Minnesota regulators on Thursday endorsed a utility's plan to shutter two older coal-fired power generators in Fergus Falls in 2020.

Otter Tail Power Co. will invest $10 million to comply with a mercury-control deadline, allowing the two-unit Hoot Lake plant to burn coal another five years.

The generators, which went into service in 1958 and 1964, supply about 20 percent of the electricity for Otter Tail's 129,000 customers in western Minnesota, North Dakota and South Dakota.

The state Public Utilities Commission voted 4-0 to approve the 2020 shutdown plan. That means the Fergus Falls-based utility must now propose how to replace the coal generators. The options include new natural gas generators, renewable energy or more conservation.

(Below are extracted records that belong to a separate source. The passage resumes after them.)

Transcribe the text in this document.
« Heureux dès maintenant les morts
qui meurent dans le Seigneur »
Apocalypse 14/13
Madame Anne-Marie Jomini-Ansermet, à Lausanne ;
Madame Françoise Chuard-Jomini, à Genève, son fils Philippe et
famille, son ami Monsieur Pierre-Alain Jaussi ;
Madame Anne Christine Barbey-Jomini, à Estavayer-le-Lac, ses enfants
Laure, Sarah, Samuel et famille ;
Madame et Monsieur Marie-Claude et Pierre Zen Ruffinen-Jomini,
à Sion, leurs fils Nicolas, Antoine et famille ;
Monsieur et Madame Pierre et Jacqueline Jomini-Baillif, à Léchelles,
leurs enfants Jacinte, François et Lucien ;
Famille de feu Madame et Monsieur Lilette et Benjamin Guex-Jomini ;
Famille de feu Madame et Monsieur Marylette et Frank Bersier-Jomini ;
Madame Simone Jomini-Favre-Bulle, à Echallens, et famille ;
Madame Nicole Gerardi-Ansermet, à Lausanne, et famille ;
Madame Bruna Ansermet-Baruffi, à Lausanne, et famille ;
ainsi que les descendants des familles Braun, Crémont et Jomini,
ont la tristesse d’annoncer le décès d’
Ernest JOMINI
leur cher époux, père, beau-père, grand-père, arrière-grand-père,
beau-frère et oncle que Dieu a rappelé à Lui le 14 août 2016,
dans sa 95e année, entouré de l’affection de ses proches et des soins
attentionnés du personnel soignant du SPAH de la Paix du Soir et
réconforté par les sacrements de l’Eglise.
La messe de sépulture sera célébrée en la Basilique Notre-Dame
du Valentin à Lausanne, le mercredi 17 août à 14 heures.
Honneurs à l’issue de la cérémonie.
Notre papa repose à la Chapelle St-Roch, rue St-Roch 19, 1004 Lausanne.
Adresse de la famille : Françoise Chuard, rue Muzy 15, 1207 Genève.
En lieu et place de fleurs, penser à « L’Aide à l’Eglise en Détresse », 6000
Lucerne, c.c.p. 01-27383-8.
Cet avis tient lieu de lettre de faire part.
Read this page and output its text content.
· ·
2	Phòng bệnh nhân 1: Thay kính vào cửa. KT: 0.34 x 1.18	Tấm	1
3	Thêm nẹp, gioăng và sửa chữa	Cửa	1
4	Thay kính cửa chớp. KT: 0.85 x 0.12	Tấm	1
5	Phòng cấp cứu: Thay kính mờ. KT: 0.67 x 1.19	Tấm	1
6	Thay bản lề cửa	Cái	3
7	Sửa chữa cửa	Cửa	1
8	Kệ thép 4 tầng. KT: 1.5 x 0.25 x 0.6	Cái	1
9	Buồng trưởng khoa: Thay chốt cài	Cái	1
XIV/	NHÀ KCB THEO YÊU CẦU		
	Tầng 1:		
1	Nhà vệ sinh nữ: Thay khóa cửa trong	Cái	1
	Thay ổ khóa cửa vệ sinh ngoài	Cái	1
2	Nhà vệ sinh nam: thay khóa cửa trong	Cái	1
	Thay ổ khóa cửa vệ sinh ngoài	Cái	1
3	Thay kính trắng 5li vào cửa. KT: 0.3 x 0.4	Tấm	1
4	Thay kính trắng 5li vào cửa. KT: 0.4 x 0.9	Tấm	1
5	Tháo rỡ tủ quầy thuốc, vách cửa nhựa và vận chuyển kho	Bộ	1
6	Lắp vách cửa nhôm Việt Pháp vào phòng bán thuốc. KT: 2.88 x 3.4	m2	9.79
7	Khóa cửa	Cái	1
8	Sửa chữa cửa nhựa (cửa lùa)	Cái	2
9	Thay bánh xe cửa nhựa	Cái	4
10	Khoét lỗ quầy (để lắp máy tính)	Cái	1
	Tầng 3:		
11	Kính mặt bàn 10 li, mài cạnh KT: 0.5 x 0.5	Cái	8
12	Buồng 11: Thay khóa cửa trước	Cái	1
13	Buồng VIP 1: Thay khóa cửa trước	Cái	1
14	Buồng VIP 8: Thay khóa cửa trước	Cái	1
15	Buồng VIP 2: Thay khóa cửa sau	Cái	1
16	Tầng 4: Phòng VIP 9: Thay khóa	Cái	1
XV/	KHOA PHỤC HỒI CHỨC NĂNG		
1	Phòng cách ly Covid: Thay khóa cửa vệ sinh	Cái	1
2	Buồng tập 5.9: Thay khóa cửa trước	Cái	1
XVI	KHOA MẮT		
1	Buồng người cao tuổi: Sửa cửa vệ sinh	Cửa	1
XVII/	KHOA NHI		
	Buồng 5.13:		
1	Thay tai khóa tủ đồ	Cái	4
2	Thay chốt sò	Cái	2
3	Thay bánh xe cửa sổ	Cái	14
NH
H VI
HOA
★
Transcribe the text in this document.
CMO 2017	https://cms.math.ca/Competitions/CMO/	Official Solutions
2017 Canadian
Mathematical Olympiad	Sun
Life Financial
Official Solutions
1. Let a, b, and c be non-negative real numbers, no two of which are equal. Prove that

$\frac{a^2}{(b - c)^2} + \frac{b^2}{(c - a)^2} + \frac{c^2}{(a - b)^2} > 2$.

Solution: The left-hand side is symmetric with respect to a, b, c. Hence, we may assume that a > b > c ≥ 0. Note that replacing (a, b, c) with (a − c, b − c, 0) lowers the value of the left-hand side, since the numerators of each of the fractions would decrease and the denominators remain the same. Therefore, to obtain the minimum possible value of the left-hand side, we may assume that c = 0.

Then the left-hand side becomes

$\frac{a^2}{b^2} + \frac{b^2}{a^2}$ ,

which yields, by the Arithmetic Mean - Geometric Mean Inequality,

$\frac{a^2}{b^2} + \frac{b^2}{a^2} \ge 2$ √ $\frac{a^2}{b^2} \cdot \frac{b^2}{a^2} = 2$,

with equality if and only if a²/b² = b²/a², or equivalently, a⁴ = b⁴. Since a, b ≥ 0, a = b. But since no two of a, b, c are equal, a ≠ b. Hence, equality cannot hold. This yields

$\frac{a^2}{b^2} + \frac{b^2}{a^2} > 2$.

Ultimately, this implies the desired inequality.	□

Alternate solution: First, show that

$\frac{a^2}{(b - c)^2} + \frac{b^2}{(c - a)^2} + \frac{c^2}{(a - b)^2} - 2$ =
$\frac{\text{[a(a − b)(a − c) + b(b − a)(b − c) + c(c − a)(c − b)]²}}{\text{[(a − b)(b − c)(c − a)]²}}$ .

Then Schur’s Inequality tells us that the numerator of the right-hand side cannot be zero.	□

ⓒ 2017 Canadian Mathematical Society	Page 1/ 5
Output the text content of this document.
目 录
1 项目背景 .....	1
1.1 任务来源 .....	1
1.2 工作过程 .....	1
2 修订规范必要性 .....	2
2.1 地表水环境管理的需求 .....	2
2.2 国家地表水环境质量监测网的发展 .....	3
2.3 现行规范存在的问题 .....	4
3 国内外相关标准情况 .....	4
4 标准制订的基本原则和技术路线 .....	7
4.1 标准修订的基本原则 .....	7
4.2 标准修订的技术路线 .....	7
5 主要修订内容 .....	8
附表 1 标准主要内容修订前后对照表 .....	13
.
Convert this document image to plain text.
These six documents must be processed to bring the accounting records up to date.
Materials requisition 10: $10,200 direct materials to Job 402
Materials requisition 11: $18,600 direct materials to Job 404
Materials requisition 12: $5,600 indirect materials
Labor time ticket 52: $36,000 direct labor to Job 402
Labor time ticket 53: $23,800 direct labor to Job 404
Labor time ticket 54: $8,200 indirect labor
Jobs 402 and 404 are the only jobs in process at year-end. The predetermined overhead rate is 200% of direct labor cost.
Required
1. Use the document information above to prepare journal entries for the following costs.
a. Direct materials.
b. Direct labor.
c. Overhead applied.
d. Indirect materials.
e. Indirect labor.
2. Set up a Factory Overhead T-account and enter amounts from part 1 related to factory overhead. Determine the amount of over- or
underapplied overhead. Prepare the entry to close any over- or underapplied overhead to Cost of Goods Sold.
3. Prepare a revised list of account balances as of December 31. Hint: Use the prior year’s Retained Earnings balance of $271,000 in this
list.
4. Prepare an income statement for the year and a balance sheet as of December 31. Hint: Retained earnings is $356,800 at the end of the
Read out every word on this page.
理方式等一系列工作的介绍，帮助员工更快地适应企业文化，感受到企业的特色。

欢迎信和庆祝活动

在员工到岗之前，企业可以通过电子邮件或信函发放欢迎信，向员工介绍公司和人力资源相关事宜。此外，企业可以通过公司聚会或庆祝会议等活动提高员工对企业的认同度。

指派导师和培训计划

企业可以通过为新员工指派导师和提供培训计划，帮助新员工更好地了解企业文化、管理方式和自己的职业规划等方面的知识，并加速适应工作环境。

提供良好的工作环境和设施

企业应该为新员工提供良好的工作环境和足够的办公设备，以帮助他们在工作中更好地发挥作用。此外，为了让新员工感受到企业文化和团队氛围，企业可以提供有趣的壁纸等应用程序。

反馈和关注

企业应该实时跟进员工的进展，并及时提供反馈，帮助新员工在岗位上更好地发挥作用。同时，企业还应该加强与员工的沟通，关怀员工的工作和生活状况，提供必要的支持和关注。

With these two planned retirements, a dozen aging coal generators in Minnesota are now slated to be shut down or converted to natural gas, though all of the others will act by 2016. That's when utilities must comply with long-delayed federal regulations to reduce mercury pollution.

Environmental groups had urged the commission to require an earlier closure of the plant, but the utility, business groups and a state agency that tracks utility policies all endorsed keeping the coal burner running until 2020.

The plant employs 40 people and is served by a short-line railroad that said it might go out of business if the plant ended coal deliveries.